Oracle determined that seven products are vulnerable and is offering fixes. These include Communications Operation Monitor, MySQL Enterprise Monitor, MySQL Enterprise Server 5.6, Oracle Communications Session Monitor, Oracle Linux 6, Oracle Mobile Security Suite and some Solaris 11.2 implementations.
Another 14 products are likely to be vulnerable, but Oracle doesn’t have fixes for them yet, according to the post. These include BlueKai, Java ME and MySQL Workbench.
Users of Oracle’s growing family of cloud services may also be able to breath easy. “It appears that both externally and internally (private) accessible applications hosted in Oracle Cloud Data Centers are currently not at risk from this vulnerability,” although Oracle continues to investigate, according to the post.

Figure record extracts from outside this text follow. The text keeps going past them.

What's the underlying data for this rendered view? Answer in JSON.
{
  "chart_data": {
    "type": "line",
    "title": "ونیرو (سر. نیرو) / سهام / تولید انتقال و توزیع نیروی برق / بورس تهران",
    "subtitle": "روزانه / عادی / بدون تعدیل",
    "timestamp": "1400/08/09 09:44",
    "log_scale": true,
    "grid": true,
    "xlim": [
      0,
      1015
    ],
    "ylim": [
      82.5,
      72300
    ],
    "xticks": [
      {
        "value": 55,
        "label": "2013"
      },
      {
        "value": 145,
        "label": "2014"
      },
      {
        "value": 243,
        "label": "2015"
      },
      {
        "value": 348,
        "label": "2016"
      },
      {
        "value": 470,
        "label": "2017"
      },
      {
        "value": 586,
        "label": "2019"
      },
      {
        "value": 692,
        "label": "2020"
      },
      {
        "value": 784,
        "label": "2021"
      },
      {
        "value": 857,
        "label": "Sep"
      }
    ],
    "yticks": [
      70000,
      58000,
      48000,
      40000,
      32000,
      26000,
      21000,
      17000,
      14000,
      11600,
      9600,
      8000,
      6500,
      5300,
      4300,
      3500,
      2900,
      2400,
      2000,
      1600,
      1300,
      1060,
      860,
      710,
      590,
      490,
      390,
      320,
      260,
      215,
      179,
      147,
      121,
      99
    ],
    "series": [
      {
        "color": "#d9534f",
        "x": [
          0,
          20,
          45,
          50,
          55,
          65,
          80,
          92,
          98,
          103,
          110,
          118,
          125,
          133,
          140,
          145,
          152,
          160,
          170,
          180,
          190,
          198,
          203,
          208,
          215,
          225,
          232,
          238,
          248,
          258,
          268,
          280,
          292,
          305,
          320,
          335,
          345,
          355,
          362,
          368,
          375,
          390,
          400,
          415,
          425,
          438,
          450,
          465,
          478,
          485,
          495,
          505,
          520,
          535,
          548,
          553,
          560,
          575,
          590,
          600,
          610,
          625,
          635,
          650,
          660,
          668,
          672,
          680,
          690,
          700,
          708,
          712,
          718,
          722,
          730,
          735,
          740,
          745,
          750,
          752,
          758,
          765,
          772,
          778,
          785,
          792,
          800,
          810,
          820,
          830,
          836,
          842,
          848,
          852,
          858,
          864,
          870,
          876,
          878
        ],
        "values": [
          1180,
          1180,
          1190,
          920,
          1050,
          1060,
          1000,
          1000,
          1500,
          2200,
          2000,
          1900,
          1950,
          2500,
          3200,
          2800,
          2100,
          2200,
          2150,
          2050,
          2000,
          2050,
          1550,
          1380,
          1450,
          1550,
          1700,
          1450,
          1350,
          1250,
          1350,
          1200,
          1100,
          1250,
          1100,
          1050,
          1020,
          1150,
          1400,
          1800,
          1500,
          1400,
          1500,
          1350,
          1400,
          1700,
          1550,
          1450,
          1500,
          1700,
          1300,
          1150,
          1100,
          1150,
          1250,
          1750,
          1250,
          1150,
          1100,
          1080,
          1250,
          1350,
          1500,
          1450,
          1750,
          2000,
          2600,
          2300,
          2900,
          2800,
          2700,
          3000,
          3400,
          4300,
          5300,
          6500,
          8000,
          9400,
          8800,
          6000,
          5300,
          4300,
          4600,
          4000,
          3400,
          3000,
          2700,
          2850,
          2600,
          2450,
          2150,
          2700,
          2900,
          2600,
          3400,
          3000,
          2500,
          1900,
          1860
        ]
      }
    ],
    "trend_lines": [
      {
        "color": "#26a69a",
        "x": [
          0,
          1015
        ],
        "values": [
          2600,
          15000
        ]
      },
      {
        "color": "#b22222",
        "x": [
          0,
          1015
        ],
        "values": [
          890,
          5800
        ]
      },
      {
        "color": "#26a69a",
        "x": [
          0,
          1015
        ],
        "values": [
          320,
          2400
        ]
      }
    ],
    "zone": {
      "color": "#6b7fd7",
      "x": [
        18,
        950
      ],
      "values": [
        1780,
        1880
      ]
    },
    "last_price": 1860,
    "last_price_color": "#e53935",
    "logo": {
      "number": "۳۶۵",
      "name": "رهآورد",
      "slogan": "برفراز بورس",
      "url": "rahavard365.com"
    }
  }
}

Heartbleed, which was revealed by researchers last week, can allow attackers who exploit it to steal information on systems thought to be protected by OpenSSL encryption. A fix for the vulnerable version of OpenSSL has been released and vendors and IT organizations are scrambling to patch their products and systems.
Observers consider Heartbleed one of the most serious Internet security vulnerabilities in recent times.
Meanwhile, this week Oracle also shipped 104 patches as part of its regular quarterly release.
The patch batch includes security fixes for Oracle database 11g and 12c, Fusion Middleware 11g and 12c, Fusion Applications, WebLogic Server and dozens of other products. Some 37 patches target Java SE alone.
A detailed rundown of the vulnerabilities’ relative severity has been posted to an official Oracle blog.